O sistema é simples: por meio de um medidor digital de glicemia, a pessoa dosa os níveis de açúcar no sangue sete vezes ao dia (antes e após as três principais refeições e na madrugada), durante três dias.


Os dados, que ficam armazenados no aparelho, são transferidos para um computador, e um software calcula a glicemia média semanal do paciente. A partir da interpretação dos gráficos, o médico faz o ajuste no tratamento -pode aumentar a dose de remédio ou mudar a dieta, por exemplo.

Atualmente, estima-se que apenas 10% dos diabéticos tipo 1 e 25% dos diabéticos tipo 2 tenham a doença controlada. O descontrole glicêmico pode causar complicações crônicas (como doença arterial, derrame cerebral, cegueira e amputação de pés e pernas) e agudas (coma e infecções). A variabilidade da glicemia (quando os níveis oscilam muito) também é um fator de risco para as complicações crônicas.

Segundo o médico Augusto Pimazoni Netto, coordenador do grupo de educação e controle do diabetes do Hospital do Rim e da Hipertensão, o novo método conseguiu normalizar índices glicêmicos que havia anos estavam descontrolados.

"Os métodos atuais têm muitas limitações. A glicemia de ponta de dedo informa o nível de glicemia no momento exato do teste e a hemoglobina glicada (A1C) reflete os níveis médios de glicemia dos últimos dois a quatro meses [os médicos usam esses dois exames para fazer o controle glicêmico]. Mas eles não indicam as oscilações da glicemia.” ·Outra limitação da A1C, por exemplo, é a existência de diversos métodos laboratoriais que dão diferentes taxas de normalidade para o exame. Além disso, o teste pode ter seu resultado alterado pela redução do número de hemácias ou dos níveis de hemoglobina.

No ano passado, as maiores entidades representativas de diabetes no mundo lançaram uma campanha para que os médicos passem a utilizar a glicemia média para fazer o controle glicêmico de seus pacientes. É dentro desse conceito que se enquadra o novo método de glicemia média semanal.

Um estudo conduzido por Pimazoni Neto para testar a eficácia do sistema mostra que em um grupo de 95 diabéticos com descontrole glicêmico, 70% deles normalizaram os níveis de glicemia em três semanas.
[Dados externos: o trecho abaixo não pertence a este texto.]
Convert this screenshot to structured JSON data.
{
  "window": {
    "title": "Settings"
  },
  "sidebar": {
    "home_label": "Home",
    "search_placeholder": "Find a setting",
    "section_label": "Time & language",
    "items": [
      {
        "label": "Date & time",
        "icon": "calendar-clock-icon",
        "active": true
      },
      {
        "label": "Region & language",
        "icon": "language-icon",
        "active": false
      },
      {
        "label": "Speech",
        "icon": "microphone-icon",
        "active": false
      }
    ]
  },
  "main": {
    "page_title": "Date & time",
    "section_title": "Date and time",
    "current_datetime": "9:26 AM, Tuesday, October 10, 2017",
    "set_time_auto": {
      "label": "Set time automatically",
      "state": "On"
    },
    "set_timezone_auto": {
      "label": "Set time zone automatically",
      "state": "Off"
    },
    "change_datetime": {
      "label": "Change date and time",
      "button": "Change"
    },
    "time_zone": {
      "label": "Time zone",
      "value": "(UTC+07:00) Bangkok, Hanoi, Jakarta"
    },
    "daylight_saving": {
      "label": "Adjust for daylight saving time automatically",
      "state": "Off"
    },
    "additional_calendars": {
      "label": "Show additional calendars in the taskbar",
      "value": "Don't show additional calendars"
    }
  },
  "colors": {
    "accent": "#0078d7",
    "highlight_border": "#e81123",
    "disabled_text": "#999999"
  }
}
O trabalho foi apresentado em congressos médicos e aguarda publicação em uma revista científica internacional.

"Temos vários casos de pacientes que chegaram com uma glicemia média semanal de 400 mg/dl (o recomendado é estar abaixo de 150 mg/dl) e que, depois dos ajustes no tratamento, os níveis se normalizaram em menos de um mês.”. É o caso de Célia Motter, 54, que foi encaminhada ao grupo de educação em diabetes com nível glicêmico semanal de 570 mg/dl. "Eu não sentia absolutamente nada. Achava que só controlaria o diabetes cortando os doces. Comia muito pão, muita massa”.
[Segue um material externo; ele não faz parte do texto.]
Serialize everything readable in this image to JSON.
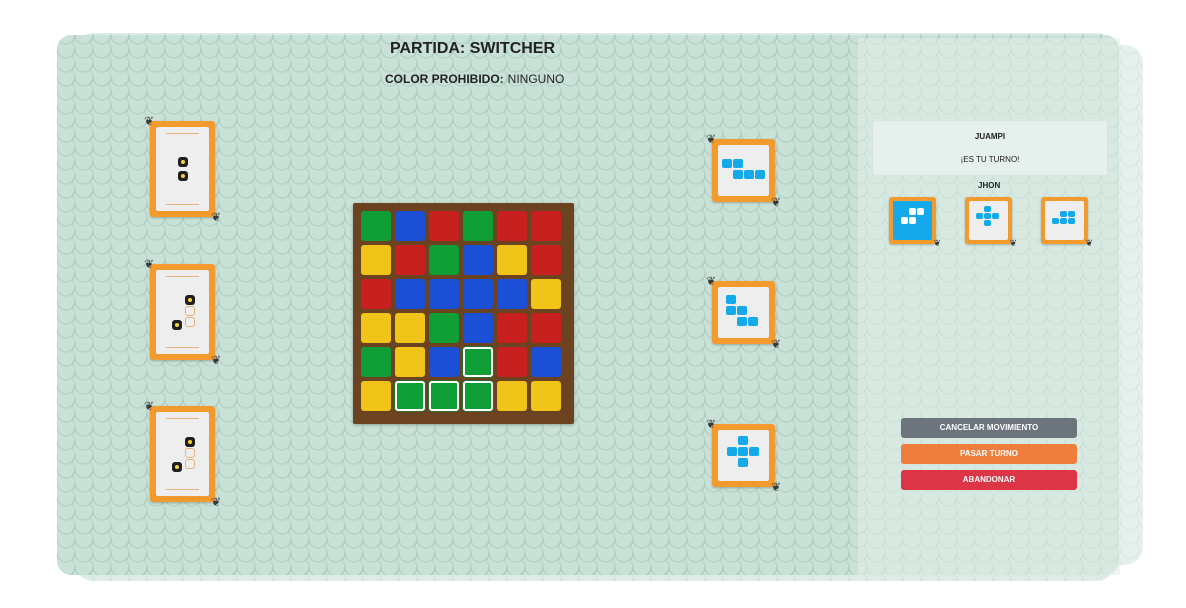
{
  "header": {
    "title": "PARTIDA: SWITCHER",
    "forbidden_label": "COLOR PROHIBIDO:",
    "forbidden_value": "NINGUNO"
  },
  "colors": {
    "green": "#0f9d36",
    "blue": "#1a4fd6",
    "red": "#c81f1f",
    "yellow": "#f0c419",
    "card_orange": "#f29a2e",
    "figure_blue": "#13a9ea",
    "board_brown": "#6b4320"
  },
  "board": {
    "rows": [
      [
        "green",
        "blue",
        "red",
        "green",
        "red",
        "red"
      ],
      [
        "yellow",
        "red",
        "green",
        "blue",
        "yellow",
        "red"
      ],
      [
        "red",
        "blue",
        "blue",
        "blue",
        "blue",
        "yellow"
      ],
      [
        "yellow",
        "yellow",
        "green",
        "blue",
        "red",
        "red"
      ],
      [
        "green",
        "yellow",
        "blue",
        "green",
        "red",
        "blue"
      ],
      [
        "yellow",
        "green",
        "green",
        "green",
        "yellow",
        "yellow"
      ]
    ],
    "highlighted": [
      [
        4,
        3
      ],
      [
        5,
        1
      ],
      [
        5,
        2
      ],
      [
        5,
        3
      ]
    ]
  },
  "movement_cards": [
    {
      "icon": "movement-card-icon"
    },
    {
      "icon": "movement-card-icon"
    },
    {
      "icon": "movement-card-icon"
    }
  ],
  "figure_cards": [
    {
      "icon": "figure-card-icon"
    },
    {
      "icon": "figure-card-icon"
    },
    {
      "icon": "figure-card-icon"
    }
  ],
  "turn_panel": {
    "current_player": "JUAMPI",
    "turn_message": "¡ES TU TURNO!",
    "other_player": "JHON"
  },
  "buttons": {
    "cancel": {
      "label": "CANCELAR MOVIMIENTO",
      "color": "#6c757d"
    },
    "pass": {
      "label": "PASAR TURNO",
      "color": "#ef7d3c"
    },
    "abandon": {
      "label": "ABANDONAR",
      "color": "#dc3545"
    }
  }
}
A partir da glicemia média semanal, os médicos aumentaram a dose de insulina e ela recebeu orientação nutricional. "Antes comia dois pães franceses no café da manhã. Agora, como meio”. Sua glicemia média semanal está em 110 mg/dl.

A nutricionista Amanda Lobo conta que, muitas vezes, a simples mudança nutricional já reflete na melhora dos níveis glicêmicos. "Pelos gráficos [da glicemia média semanal], a gente sabe como está alimentação. Se os níveis sobem muito depois de determinada refeição, procuramos saber qual alimento foi consumido e orientamos como é possível mudar isso.”

O barbeiro Geraldo Santos Ramos, 54, é outro exemplo bem-sucedido de controle do diabetes após uma mudança de estilo de vida. Ele chegou ao grupo com uma glicemia semanal de 270 mg/dl, após 14 anos convivendo com o diabetes tipo 2. "Ficava muito tempo sem comer e depois colocava dois andares de comida no prato." Hoje, além de fazer pequenas refeições a cada três horas, ele incorporou na sua rotina caminhadas diárias de 6 km.

O endocrinologista Roberto Betti, do InCor (Instituto do Coração) e do hospital Oswaldo Cruz, avalia que o novo método seja extremamente útil para os pacientes diabéticos internados, que desenvolvem hiperglicemia hospitalar. "Eles têm mais predisposição às infecções, a recuperação é mais lenta e o tempo de internação é maior. Com esse novo método, vamos conseguir tratar muito melhor nossos pacientes", explica o médico.